Gigabit Ethernet Latency with Intel's 1000/Pro Adapters (e1000) (evanjones.ca)

[ 2008-November-07 11:30 ]

For my research, I have been carefully measuring network latency. The simplest case is an application sends a single byte via TCP over the network to another application. That application reads the byte and writes a reply. This round trip time represents a minimum latency for a request to be sent to a server, and a response to come back. I was measuring this using netperf over a 100 Mb Ethernet switch, the measured latency was 250 µs. When I measured it over a gigabit Ethernet switch, the latency fell exactly in half to 125 µs. This is when I became suspicious that something strange was going on. It turns out that the problem is interrupt coalescing, which many Ethernet adapters use to improve performance, at the cost of latency.

Typically, when a network device receives a packet, it copies it into the system memory using DMA, then raises an interrupt to signal that a packet has arrived. This is perfect for low loads. However, for Gigabit or 10G Ethernet, the maximum packet rate is extremely high, and handling one interrupt per packet could be very inefficient. Interrupt coalescing, also called interrupt moderation, is a feature where the network adapter will raise one interrupt for a group of packets. My problem was that the old version of the e1000 driver on my Linux systems used a fixed minimum inter-interrupt interval of 125 µs. Thus, the client would send the packet, the server would process it and reply, and then the response would sit in memory until the timer expired. In reality, the round trip latency was lower than 125 µs, but the interrupt throttle timer imposed a minimum latency.

This interrupt timer does strange things to the performance of a client and server which makes many small requests. For example, netperf will frequently measure very close to 8000 round trips per second, but it will occasionally measure a smaller value. The reason is that sometimes the timing of the interrupts on the two ends are closely synchronized. This causes two interrupt timer periods to elapse between message receptions: one for the transmit interrupt, and another for the receive interrupt. This is probably a performance anomaly which would only rarely happen in reality, since real applications will likely do more than 125 µs of work with the request, so the interrupt timer will be less of an issue. However, for simple benchmarks, it can make a huge difference between reliable, low-latency performance and performance with additional delay and unpredictable variation.

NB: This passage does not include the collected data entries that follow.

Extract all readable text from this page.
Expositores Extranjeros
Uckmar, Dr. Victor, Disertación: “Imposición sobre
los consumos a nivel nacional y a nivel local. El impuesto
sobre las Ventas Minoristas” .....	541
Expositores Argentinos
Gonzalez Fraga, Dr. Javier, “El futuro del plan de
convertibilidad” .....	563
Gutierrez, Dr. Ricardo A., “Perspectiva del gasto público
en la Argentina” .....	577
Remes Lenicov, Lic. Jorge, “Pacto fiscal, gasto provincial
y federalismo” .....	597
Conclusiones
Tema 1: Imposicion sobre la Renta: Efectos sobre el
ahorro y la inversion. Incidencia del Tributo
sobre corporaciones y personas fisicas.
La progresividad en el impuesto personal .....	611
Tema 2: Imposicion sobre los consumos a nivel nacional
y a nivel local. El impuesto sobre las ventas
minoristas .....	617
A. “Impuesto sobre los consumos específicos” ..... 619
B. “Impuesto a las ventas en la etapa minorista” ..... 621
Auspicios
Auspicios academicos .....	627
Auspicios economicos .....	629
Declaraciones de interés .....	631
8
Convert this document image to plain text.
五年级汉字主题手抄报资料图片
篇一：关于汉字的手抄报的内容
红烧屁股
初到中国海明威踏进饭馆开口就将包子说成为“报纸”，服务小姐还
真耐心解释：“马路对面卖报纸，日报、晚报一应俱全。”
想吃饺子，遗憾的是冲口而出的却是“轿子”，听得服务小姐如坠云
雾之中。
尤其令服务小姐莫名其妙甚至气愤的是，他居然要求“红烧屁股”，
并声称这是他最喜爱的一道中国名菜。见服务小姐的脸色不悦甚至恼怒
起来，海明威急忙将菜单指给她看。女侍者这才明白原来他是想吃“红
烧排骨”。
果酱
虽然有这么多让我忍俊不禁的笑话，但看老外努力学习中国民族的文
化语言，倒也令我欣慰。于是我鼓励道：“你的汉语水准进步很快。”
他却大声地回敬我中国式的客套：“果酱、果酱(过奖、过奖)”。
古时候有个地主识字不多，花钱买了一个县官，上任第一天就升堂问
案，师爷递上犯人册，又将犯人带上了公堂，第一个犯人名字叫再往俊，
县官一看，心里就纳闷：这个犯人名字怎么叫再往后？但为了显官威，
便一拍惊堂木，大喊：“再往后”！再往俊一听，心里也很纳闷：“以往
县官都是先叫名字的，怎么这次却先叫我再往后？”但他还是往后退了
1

In my more realistic benchmark, where the server does approximately 110 µs of processing of each request, tuning this parameter only makes a small difference. It increases the throughput with a small number of clients significantly (almost double), requiring fewer clients before it saturates (3 instead of 5). However, it decreases the peak throughput with large numbers of clients. This is exactly what one would expect, since improving performance under high load is the entire purpose of interrupt combining.

Resources

Interrupt Coalescence in the GEANT2 Knowledge Base - An excellent overview of the issue and how to tune it on various operating systems. The rest of this wiki also has interesting information
Interrupt Moderation Using Intel Gigabit Ethernet Controllers (AP-450) - Intel application note describing interrupt moderation features and tuning knobs.
e1000 driver home page - Latest versions of the e1000, e1000e, ixgb, ixgbe Linux drivers, and developer's manuals. The version of the driver on this web site is typically newer than the one in the Linux kernel source.
Small Packet Traffic Performance Optimization for 8255x and 8254x Ethernet Controllers (AP-453) - Intel application note describing latency optimization, with a good discussion of the trade-offs between low latency and high throughput.
Topics in High-Performance Messaging - A guide to low-latency communication. It is geared towards 29West's LBM messaging product, but must of the advice is applicable to other systems.